Des larmes s'échappent de mes yeux. Je ne peux pas les retenir. C'est comme si mon âme se décousait. Mes jambes lâchent et je tombe à genoux. Malheureux, faible et dépourvu de toutes lueurs de joie, voilà ce que je suis depuis que tu es partie.

Mes mains tremblent d'une violence inexplicable. J'aurais aimé crier, hurler à m'en briser la voix, à m'en épuiser le souffle. Tu me hantes, tu es partout, et cela depuis toujours.

Et cette photo. Cette simple photo qui était dans ce tiroir. Je suis à deux doigts de la déchirer en mille morceaux comme mon coeur lui-même en est déchiré. Mais j'ai peur de regretter mon geste. J'ai peur de ce que je vais devenir après ça. Je sombre dans la déchéance et tu n'es pas là pour me tendre ta main. Tu es déjà trop loin.

Je suis seule face à moi-même, face à mes propres démons et face à cette photo.

Ma vue est brouillée mais cela n'a pas d'importance. Je connais cette photo. Il me suffit juste de fermer les yeux et je la visualise d'une telle précision.

C'est sombre. Je reconnais la pièce. C'est ce bureau. Mais le décor n'est pas le même. Les meubles sont anciens. Cette vétusté émane un côté chaleureux. Seuls les rayons du soleil sont sources de lumière dans cette pièce. Et tel un projecteur, cette lumière éclaire une petite fille, sage, innocente, douce. De ses longs cheveux blonds remontés en chignon, elle dévoile ses oreilles un peu décollées. Son regard baissé, elle est concentrée. Elle dessine. Elle dessine un arbre, un oiseau, de la verdure... Elle dessine la vie. Elle semble réfléchir. Réfléchir à quoi ? A ce qui pourrait rendre son dessin meilleur ? Elle était jeune, à peine dix ans. Et tu vois, tous ses traits délicats dessinant son visage d'enfant, elle te ressemblait. Elle était ton reflet. Et ça, aussi dingue que ça puisse paraître, je sais que je n'inventais rien.

Elle te ressemblait. Elle était exactement comme toi. Alors, j'ai eu cet espoir, en moi, qu'il me restait quelque chose de toi. Que grâce à cette photographie, le temps ne parviendrait pas à me faire oublier ton visage.

J'ai retourné la photo, et tu sais ce qu'il y avait d'écrit ? En noir, bien visiblement, d'une écriture parfaitement soignée.

Suzie Bender. 1933 - 1942 .

Elle a vécu avant moi. Avant toi. Durant la Seconde Guerre Mondiale. Elle a vécu peu de temps. Elle n'a pas eu le temps de vivre pleinement la vie qu'elle rêvait. Et pourtant, elle gardait espoir. Cette photo en est la plus belle preuve.
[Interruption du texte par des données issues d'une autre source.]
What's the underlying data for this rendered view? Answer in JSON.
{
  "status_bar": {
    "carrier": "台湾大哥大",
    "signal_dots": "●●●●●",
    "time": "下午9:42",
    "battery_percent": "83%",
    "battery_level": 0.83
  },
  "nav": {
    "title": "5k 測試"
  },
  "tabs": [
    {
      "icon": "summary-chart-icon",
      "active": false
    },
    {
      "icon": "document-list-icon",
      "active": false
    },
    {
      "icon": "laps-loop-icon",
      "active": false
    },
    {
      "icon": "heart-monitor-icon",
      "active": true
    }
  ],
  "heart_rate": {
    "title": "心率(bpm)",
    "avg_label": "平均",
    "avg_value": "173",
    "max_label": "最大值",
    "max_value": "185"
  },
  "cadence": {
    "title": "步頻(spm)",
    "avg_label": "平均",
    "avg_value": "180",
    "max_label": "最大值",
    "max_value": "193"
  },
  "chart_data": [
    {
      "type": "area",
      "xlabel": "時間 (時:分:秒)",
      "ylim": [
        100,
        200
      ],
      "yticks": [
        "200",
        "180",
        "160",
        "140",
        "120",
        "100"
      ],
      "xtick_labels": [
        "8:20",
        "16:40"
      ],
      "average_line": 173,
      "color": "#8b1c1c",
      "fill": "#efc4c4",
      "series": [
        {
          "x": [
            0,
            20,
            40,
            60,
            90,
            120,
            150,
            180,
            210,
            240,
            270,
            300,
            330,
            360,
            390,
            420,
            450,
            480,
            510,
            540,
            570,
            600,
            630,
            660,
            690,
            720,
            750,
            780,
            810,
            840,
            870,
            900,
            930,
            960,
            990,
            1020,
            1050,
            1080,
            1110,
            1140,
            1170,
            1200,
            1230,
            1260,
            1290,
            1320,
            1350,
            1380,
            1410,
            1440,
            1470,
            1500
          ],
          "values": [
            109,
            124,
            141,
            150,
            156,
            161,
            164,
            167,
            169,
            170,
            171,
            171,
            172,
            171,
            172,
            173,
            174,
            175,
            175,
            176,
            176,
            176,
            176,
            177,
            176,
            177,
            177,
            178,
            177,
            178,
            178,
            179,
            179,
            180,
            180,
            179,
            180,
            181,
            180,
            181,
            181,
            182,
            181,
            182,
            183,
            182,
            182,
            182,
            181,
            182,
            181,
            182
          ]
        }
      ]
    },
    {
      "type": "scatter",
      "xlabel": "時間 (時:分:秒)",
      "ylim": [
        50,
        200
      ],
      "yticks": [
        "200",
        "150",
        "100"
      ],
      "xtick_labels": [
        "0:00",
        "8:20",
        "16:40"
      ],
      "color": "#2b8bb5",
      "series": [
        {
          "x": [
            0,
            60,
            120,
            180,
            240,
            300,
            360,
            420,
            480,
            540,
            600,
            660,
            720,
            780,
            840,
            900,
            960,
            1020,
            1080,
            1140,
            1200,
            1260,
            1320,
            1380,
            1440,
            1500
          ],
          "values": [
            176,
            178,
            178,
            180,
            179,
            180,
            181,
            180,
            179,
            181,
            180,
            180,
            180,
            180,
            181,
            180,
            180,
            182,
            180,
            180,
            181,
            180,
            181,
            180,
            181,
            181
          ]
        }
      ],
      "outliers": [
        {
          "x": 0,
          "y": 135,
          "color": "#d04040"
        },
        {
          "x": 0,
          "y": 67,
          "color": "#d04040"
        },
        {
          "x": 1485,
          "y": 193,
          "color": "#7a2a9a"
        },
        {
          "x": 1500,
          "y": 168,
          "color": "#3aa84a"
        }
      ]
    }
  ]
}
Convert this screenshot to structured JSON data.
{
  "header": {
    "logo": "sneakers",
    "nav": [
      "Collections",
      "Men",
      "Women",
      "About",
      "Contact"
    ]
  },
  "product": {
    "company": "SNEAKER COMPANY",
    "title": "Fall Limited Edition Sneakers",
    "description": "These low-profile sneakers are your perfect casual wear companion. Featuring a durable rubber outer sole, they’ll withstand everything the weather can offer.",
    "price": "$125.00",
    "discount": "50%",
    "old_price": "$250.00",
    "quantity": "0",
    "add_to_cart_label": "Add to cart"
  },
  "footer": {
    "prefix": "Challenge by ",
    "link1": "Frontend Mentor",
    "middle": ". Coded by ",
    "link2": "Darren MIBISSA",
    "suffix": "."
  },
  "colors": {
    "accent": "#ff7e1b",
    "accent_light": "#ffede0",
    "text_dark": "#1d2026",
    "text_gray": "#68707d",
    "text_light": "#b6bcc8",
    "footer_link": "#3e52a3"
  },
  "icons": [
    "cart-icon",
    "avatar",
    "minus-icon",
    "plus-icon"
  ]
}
Elle est partie du jour au lendemain. Comme toi.

J'ai trouvé cette photo quand nous avions emménagé ici, Flora et moi, en 1980. Tu n'imagines sûrement pas la réaction que j'ai eu en trouvant ce petit bout de souvenir oublié. C'est peut-être pour ça que j'ai l'impression  de te voir partout ; cette maison cache une multitude de secret.

J'entends le vent qui se lève. C'est la pleine lune, le ciel est dégagé. C'est une belle nuit d'été pleine de promesse.

Je me tourne vers la fenêtre. Le paysage est plongé dans un noir profond. Et petit à petit, un reflet se forme.

C'est le tien. Tu souris. Ton regard est tendre. Je cligne des yeux. Et tu as disparue. Comme à chaque fois. Tu es éphémère.

Voilà vingt-trois ans que tu es partie. Où ? Pourquoi ?

Suzie n'a laissé derrière elle qu'une photo.

Et toi, alors ?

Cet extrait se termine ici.